Bombers target churches in northern Iraq

A car bomb exploded near a Catholic Church in northern Iraq on Tuesday, injuring at least 16 people in part of a coordinated attack on Christian places of worship in the ethnically-mixed city of Kirkuk, a senior police official said.

Police also found car bombs near two other churches in Kirkuk, but defused them before they exploded, the city’s Deputy Police Chief Major-Gen. Torhan Abdulrahman said.

The explosion blew out the windows in the Catholic church, used mostly by Syrian Christians, damaged the building and left it covered in debris, television footage showed. Outside lay the twisted black metal remains of the car bomb.

“It was a coordinated attack to target churches at the same time,” Abdulrahman told Reuters, saying 16 people were injured.

Hospital sources said they treated 23 people wounded in the blast, including some Christians.

Violence in Iraq has fallen sharply since the height of the 2006-2007 fighting between majority Shi’ites and once dominant Sunni Arabs, but bombings and shootings by insurgents and militias remain a daily occurrence.

Sectarian tensions continue to fester more than eight years after the U.S. invasion that ousted Saddam Hussein.

Iraq‘s Christian minority, mainly living in Baghdad, Kirkuk and Nineveh province, have been targeted in the past.

Kirkuk, 250 km (155 miles) north of Baghdad, is also riven by political tensions — Kurds say the city is part of their semi-autonomous region, a claim disputed by the federal government.
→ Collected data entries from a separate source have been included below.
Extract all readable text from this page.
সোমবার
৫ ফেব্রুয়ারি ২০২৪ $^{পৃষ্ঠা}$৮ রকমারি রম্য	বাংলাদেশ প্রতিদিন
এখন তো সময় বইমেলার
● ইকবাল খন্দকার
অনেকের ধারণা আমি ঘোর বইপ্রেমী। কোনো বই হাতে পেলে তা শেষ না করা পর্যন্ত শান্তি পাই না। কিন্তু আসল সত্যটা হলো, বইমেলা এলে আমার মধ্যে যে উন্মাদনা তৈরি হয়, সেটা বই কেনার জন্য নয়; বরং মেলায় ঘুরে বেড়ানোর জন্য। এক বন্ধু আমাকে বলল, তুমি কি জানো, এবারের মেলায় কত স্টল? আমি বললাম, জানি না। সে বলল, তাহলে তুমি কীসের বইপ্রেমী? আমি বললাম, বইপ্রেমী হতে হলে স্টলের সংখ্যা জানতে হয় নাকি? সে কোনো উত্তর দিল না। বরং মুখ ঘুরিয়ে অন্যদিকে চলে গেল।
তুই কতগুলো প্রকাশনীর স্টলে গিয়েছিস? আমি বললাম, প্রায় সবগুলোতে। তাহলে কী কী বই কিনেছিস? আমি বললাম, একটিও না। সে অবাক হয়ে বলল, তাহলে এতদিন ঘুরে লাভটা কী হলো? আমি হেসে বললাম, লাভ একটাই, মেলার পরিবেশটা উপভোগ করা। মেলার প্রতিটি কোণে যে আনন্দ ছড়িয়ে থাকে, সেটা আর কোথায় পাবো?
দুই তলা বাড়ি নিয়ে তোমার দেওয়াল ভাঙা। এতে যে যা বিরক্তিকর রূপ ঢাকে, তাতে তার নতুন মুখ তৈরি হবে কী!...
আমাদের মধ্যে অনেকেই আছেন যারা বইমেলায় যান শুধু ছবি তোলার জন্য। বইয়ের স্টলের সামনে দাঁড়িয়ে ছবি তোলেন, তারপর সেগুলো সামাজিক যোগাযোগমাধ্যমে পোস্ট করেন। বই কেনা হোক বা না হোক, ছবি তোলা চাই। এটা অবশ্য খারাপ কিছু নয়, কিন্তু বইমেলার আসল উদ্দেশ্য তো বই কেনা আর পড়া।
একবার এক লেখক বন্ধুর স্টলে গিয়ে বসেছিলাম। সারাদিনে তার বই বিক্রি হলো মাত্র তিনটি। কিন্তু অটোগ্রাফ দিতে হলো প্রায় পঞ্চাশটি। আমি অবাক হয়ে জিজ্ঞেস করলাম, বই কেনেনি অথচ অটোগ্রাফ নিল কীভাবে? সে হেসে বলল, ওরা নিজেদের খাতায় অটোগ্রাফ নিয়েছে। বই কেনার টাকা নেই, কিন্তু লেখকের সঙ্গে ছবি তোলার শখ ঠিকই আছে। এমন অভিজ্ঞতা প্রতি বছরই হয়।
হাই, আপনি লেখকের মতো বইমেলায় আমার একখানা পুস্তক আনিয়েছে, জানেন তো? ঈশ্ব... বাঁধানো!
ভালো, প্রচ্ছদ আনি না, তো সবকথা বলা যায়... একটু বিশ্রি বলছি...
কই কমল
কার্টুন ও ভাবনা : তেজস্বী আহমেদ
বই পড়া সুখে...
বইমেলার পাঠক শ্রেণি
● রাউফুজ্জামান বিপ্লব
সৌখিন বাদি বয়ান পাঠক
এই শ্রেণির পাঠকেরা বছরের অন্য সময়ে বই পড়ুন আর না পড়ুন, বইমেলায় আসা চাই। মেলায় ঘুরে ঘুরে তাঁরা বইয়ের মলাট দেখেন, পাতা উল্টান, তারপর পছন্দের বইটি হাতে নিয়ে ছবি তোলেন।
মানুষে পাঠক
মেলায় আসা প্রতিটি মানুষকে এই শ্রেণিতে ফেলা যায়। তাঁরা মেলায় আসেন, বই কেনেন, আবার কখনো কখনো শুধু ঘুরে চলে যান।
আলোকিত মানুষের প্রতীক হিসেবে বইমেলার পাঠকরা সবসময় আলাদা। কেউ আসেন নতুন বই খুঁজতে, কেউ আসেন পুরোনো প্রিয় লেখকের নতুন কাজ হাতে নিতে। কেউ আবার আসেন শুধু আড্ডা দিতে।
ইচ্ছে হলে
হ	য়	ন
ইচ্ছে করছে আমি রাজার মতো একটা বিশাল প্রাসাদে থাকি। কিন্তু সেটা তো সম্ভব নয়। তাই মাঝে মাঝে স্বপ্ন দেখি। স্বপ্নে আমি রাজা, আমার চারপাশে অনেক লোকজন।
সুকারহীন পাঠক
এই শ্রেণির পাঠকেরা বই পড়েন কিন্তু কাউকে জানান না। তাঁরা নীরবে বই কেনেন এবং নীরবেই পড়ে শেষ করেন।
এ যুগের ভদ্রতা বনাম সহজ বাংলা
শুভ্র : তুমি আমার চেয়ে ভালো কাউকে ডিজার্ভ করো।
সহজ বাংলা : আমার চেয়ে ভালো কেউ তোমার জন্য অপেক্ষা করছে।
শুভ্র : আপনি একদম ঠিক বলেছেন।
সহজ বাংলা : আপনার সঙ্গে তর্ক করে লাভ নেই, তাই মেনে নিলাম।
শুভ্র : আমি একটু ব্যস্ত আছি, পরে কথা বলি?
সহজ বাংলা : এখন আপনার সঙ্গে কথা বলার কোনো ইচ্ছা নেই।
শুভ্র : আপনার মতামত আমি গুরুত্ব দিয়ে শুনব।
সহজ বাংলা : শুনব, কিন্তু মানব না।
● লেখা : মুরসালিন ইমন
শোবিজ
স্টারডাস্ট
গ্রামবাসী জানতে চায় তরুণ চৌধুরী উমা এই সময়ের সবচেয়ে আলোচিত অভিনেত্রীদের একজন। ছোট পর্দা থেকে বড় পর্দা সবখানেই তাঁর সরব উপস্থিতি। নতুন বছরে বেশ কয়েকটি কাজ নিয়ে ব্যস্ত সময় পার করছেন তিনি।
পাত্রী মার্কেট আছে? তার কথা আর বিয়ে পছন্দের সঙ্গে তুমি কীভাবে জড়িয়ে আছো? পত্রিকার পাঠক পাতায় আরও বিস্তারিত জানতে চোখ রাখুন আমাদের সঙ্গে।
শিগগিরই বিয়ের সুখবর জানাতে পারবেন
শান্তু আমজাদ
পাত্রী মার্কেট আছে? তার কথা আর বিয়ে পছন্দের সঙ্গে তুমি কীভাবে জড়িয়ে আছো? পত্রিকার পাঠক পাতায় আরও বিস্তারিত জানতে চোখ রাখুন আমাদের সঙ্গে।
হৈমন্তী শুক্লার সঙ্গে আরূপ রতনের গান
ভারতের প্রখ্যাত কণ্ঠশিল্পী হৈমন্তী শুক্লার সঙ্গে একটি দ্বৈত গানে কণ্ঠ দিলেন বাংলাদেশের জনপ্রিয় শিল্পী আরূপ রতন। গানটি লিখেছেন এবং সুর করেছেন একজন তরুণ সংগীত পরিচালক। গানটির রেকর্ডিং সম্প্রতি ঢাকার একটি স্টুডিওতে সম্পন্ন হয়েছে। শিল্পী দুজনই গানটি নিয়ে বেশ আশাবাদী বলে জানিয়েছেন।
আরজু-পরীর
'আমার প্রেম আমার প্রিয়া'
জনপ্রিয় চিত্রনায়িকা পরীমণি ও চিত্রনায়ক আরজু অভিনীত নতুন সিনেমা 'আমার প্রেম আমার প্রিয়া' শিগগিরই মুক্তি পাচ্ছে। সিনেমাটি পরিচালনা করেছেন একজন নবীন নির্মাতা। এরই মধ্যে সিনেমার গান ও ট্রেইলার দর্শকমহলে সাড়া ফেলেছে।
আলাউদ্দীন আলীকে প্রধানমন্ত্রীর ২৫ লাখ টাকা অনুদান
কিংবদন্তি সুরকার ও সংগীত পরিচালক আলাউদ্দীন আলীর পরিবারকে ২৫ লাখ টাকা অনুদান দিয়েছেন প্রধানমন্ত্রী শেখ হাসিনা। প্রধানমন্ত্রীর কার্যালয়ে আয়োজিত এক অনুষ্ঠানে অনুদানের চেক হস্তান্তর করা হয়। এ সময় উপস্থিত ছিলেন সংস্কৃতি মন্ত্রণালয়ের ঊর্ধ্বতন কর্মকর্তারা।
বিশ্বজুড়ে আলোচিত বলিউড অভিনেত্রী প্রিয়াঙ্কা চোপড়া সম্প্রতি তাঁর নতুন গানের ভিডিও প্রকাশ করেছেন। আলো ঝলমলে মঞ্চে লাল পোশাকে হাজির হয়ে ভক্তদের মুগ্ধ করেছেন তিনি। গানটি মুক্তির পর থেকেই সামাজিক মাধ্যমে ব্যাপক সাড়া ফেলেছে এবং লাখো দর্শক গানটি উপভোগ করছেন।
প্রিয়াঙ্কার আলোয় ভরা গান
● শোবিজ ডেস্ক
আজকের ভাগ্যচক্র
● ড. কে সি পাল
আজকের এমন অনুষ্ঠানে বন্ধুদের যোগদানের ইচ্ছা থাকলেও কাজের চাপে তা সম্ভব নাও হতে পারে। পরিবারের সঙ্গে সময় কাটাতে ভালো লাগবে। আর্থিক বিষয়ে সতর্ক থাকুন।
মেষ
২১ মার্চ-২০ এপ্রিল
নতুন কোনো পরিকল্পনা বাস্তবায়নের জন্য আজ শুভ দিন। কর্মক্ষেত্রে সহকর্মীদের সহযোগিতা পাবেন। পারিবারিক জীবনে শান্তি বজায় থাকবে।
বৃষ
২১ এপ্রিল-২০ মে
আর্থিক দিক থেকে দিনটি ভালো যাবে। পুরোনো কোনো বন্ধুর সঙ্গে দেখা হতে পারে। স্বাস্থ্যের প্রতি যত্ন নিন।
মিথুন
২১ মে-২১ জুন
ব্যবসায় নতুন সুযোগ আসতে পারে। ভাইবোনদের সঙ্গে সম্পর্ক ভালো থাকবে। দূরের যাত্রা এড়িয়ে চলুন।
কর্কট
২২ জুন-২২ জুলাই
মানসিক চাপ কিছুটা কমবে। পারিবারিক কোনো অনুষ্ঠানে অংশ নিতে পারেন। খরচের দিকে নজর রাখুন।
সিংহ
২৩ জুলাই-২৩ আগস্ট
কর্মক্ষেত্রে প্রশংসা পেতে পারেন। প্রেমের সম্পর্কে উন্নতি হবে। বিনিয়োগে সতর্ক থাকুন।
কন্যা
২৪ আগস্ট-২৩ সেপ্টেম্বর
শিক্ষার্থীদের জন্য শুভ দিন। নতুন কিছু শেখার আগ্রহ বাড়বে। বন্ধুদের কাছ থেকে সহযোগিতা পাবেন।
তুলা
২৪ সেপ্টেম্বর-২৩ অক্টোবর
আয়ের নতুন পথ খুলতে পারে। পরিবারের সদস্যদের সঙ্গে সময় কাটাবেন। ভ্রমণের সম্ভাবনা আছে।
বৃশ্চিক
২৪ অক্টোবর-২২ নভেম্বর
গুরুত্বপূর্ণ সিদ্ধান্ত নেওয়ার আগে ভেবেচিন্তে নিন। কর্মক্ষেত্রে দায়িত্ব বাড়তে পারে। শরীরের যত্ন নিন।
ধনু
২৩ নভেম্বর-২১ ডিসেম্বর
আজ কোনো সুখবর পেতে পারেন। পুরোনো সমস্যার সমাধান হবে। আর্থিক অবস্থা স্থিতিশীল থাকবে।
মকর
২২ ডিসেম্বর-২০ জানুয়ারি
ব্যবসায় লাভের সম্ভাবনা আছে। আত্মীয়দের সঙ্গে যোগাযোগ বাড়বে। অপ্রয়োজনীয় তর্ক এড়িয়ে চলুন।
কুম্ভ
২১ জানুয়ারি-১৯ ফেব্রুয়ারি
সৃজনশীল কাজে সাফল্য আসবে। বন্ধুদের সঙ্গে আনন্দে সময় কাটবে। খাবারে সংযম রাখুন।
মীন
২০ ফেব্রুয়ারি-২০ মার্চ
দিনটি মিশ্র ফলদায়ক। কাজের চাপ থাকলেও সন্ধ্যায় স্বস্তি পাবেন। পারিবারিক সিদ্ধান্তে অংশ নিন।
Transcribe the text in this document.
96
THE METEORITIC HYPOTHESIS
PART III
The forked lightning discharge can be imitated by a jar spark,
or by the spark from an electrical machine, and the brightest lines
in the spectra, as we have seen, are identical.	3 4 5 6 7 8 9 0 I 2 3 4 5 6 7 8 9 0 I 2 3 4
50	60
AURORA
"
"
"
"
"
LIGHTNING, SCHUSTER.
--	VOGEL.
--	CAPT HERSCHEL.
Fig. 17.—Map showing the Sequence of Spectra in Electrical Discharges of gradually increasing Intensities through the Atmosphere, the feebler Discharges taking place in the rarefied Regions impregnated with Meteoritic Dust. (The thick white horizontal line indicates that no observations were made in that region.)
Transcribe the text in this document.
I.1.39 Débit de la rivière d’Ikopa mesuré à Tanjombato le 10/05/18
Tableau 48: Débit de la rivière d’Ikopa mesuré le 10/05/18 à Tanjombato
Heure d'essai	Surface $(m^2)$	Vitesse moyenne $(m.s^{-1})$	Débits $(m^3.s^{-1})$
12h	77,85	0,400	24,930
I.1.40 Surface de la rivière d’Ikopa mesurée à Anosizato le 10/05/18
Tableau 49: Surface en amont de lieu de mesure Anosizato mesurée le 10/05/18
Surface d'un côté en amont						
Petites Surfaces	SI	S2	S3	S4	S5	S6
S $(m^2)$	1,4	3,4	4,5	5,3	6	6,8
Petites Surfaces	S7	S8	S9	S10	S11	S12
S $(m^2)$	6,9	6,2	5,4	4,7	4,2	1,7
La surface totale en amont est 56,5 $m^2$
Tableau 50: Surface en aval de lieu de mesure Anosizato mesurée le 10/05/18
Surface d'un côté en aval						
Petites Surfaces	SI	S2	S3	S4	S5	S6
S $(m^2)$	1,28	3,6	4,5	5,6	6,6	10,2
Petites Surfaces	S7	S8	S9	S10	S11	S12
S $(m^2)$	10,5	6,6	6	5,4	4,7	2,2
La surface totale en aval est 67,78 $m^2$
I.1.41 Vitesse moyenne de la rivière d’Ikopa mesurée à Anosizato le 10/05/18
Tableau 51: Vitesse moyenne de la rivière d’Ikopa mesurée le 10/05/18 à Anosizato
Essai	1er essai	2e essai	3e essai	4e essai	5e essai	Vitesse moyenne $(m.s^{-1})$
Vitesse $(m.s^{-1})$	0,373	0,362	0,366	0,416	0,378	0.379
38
Security around churches has been tightened since 52 people were killed last October when militants attacked Our Lady of Salvation Catholic church in Baghdad during mass. Security forces stormed the building.

Iraq‘s minority Christians population has shrunk to about 850,000 from about 1.5 million in recent years, according to church estimates. Iraq‘s total population is estimated at about 30 million.

Church officials believe hundreds of thousands have either left the country during of fled to other parts of northern Iraq.